Peter Ullrich: „Begrenzter Universalismus“

Das Thema Israel polarisiert die Linke. Wenn es um den Nahostkonflikt geht, sind viele nur zu rasch dabei, den is­rae­li­schen Staat entweder in Grund und Bo­­den zu verdammen oder sich be­dingungs­los damit zu solidarisieren. An­ge­­sichts dessen ist es durchaus sym­pa­thisch, dass sich der Soziologe Peter Ullrich nicht in die­se fest­gefahrenen Front­ver­läufe ein­reihen will, sondern am Marxschen ka­te­go­­ri­schen Imperativ fest­hält, dass das „Wohler­gehen jedes Ein­zel­nen die Voraus­setzung für das Wohl­er­gehen aller“ zu sein habe. In seiner kürz­lich erschienenen Broschüre „Be­grenz­ter Universalismus“ un­ter­sucht Ullrich, wie sich das Verhältnis der so­zia­lis­tischen oder kommunistischen Ar­­bei­ter_innen-Be­wegung zum Judentum und zu Israel seit ihren Anfängen gestaltet hat.

Das Bild, das sich dabei ergibt, ist wi­dersprüchlich. Im Frühsozialismus z.B. von Proudhon waren viele antisemitische Ele­mente enthalten – den üblichen Ste­reotypen entsprechend wurden Juden mit Reich­tum und Wucher in Verbindung ge­bracht und als „Schmarotzer“ be­trach­tet. Ähnliche Äußerungen lassen sich auch bei Karl Marx (der selbst aus einer jüdischen Familie stammte) und Michail Bakunin finden. Zwar setzte in der Arbeiter_innen-Bewegung zum Ende des 19. Jahrhunderts hin eine stärkere kritische Auseinan­dersetzung mit dem Antisemitismus ein, dieser wurde aber nach wie vor nur als untergeordnetes Problem wahr­ge­nom­men, das sich im Zuge des unaufhalt­samen Fortschritts der Geschichte schon von selbst erledigen würde.

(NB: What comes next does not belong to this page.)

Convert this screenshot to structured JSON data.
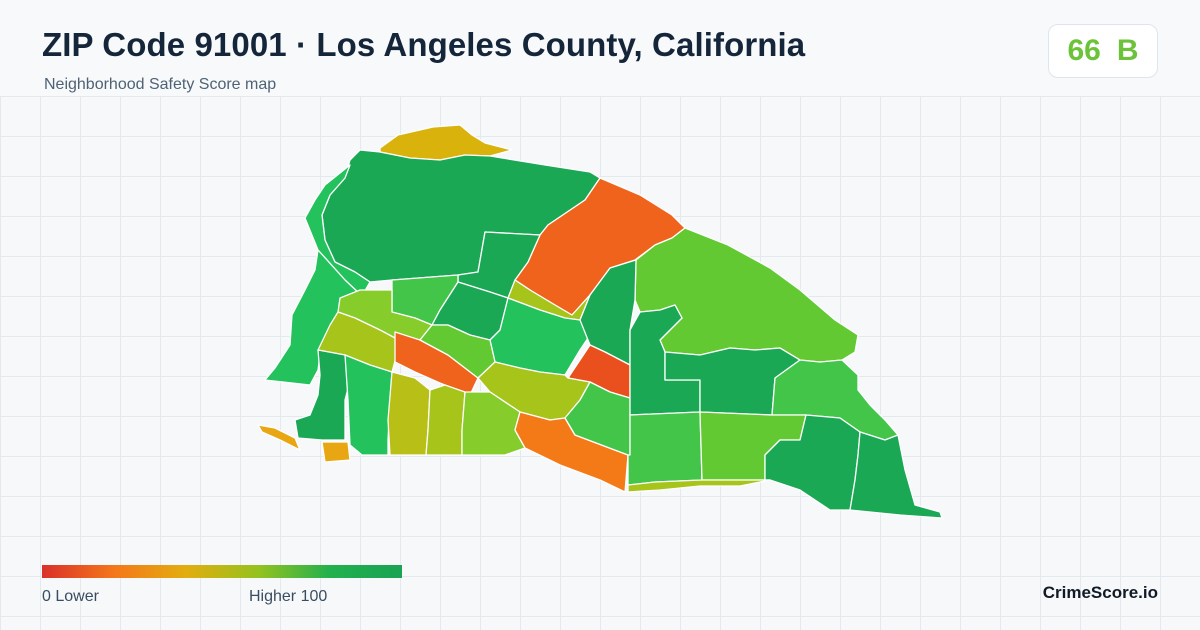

Auch das Verhältnis zum Zionismus war ambivalent. Zum einen entstanden am Anfang des 20. Jahrhunderts zionistische Organisationen, die versuchten, das Projekt der nationalen Selbstbestimmung mit sozialistischen Ideen zu verbinden. Auch in sozialdemokratischen Kreisen stand man dem Zionismus meist positiv gegenüber. Dagegen verurteilte u.a. Lenin zionistische Bestrebungen und die Bildung eigener jüdischer Organisationen, da er dies als eine Abkehr vom Klassenkampf sah, die die Einigkeit des Proletariats untergrub. Dieser Antizionismus der Bolschewiki nahm unter Stalin weit be­droh­lichere For­men an. So wur­den beim so genannten „Ärzte-Komplott“ von 1953 einige Ärzte jü­discher Abstammung beschuldigt, sow­jetische Führer ermordet oder deren Ermordung geplant zu haben – sie wurden schließlich hingerichtet. Der Anti­zionismus wurde hier zum offen anti­semitischen Verschwörungsglauben. Ähnlich der Politik der Sowjetunion, die auch nach der Stalin-Ära ihre anti­zio­nis­tische Ausrichtung beibehielt, gestaltete sich die Politik der DDR.

Mit einer Betrachtung der Trotzkisten so­wie der 1968 entstehenden „Neuen Linken“ und deren (eher ablehnendem) Ver­hältnis zu Israel endet die Broschüre. Ins­gesamt bietet Ullrich einen guten Ab­riss der geschichtlichen Entwicklung. Dass er sich dabei weitgehend auf die (staats)­sozialistische Parteilinke be­schränkt, ist sicher auch dem Umstand geschuldet, dass deren Geschichte weit besser erforscht und dokumentiert ist. Dennoch wäre es interessant gewesen, auch die anar­chistische Linke einzube­ziehen. Obwohl es schön wäre zu glauben, in der anarchis­tischen Bewegung hätte Anti­semi­tis­mus keine Rolle gespielt, wäre hier eine nähere Untersuchung sicherlich auf­schluss­reich.